Je salue le roi de la Grande Tang — à l'Ouest, il existe des textes sacrés. Cent huit mille li de route à parcourir, les Grandes Écritures attendent, pleines de grâce. Qui veut les ramener en ce pays du Levant, doit mériter leur lumière de tout son être.

L'Empereur se leva et demanda :

— Qui accepte de partir vers l'Ouest chercher ces Écritures pour l'empire ?

Xuanzang descendit de sa tribune, s'agenouilla et dit :

— Moi. Je partirai. Même si la route est longue, même si elle est dangereuse.

L'Empereur le prit par la main et le releva.

— Moine, si vous êtes prêt à braver cette distance immense, à traverser montagnes et fleuves, je vous prends pour frère.

Il s'inclina devant lui. Xuanzang inclina la tête. Ils prirent les mains l'un de l'autre et se promirent mutuellement, l'un de revenir avec les Écritures, l'autre d'attendre.

Xuanzang fit un vœu solennel devant le Bouddha :

— Si je ne parviens pas au pays de l'Ouest, si je ne ramène pas les vraies Écritures, je brûle en enfer pour l'éternité.

Le départ

L'Empereur fixe une date de départ. Il offrit à Xuanzang un bol de mendiant en or, deux accompagnateurs, un cheval. Il lui remit un document de laissez-passer officiel estampillé du sceau impérial.

À la cérémonie d'adieu, hors des remparts, l'Empereur leva une coupe de vin pour son "frère impérial".

— Quel est votre titre de moine ? demanda-t-il.

— Je suis un moine sans titre.

— Guanyin disait que les Écritures que vous cherchez s'appellent "Les Trois Corbeilles". Prenez ce nom pour titre : San Zang — Tang Sanzang. Qu'en pensez-vous ?

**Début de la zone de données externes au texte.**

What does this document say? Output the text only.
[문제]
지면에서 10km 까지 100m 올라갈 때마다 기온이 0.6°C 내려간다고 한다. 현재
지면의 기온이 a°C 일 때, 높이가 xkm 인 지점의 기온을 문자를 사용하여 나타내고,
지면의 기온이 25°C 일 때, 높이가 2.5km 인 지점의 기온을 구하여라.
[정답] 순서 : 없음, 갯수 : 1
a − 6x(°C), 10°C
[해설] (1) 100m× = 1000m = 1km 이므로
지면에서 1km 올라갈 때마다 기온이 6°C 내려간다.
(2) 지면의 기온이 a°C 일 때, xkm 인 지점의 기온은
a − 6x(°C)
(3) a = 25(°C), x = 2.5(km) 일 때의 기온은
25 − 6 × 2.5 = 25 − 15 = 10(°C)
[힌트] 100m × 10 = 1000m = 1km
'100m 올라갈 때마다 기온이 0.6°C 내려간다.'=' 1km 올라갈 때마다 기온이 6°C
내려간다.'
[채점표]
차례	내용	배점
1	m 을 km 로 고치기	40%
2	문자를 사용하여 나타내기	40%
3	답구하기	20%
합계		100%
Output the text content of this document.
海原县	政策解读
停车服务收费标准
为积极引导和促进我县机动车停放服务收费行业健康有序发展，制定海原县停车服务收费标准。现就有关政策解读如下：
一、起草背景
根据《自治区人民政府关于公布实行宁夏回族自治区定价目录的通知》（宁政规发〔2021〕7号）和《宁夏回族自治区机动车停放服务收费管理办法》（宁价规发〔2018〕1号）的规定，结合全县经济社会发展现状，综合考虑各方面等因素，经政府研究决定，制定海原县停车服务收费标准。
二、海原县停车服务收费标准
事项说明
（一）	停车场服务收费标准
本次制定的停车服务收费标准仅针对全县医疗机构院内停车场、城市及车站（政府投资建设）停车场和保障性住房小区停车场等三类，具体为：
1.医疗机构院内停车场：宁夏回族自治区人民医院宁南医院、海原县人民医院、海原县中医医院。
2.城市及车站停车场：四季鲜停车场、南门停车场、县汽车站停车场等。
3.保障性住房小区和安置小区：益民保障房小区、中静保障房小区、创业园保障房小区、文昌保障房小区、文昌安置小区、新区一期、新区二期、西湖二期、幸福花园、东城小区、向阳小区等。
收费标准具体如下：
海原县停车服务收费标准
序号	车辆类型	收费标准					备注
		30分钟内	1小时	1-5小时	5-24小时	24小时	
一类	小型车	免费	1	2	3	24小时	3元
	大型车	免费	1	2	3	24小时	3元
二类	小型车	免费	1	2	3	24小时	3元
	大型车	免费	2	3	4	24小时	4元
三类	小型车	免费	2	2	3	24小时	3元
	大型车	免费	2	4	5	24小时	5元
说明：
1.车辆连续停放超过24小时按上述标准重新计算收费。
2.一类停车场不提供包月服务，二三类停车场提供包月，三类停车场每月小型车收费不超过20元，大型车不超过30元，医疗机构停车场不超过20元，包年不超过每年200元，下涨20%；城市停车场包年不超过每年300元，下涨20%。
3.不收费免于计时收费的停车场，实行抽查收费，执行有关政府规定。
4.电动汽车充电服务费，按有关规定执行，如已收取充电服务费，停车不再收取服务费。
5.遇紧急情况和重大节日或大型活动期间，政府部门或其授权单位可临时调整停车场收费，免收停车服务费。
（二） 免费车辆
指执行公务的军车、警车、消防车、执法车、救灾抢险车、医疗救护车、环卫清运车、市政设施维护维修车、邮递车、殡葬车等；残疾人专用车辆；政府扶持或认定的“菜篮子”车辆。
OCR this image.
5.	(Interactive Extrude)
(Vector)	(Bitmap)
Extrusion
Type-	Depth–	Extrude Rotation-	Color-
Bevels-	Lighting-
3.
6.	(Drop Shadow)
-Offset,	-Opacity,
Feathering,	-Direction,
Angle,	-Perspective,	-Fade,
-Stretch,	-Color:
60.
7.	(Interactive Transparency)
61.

Tang Sanzang accepta la coupe. L'Empereur dit :

— Je suis moine, je ne bois pas de vin.

— Ce vin est pur, sans viande. Buvez une gorgée, pour sceller notre adieu.

Tang Sanzang accepta. Mais avant de boire, l'Empereur se pencha, ramassa une pincée de terre et la fit tomber dans la coupe. Tang Sanzang regarda, perplexe.

L'Empereur sourit :

— Mon frère impérial, quand reviendrez-vous ?

— Dans trois ans.

— La route est longue. Dites-moi : ne préférez-vous pas cette pincée de terre de votre patrie à des montagnes d'or étranger ?

Tang Sanzang comprit. Il but d'un trait la coupe de vin mêlée de terre natale. Puis il s'inclina, remonta à cheval, et prit la route vers l'Ouest.

Comment se passerait ce voyage ? C'est ce que le prochain chapitre nous dira.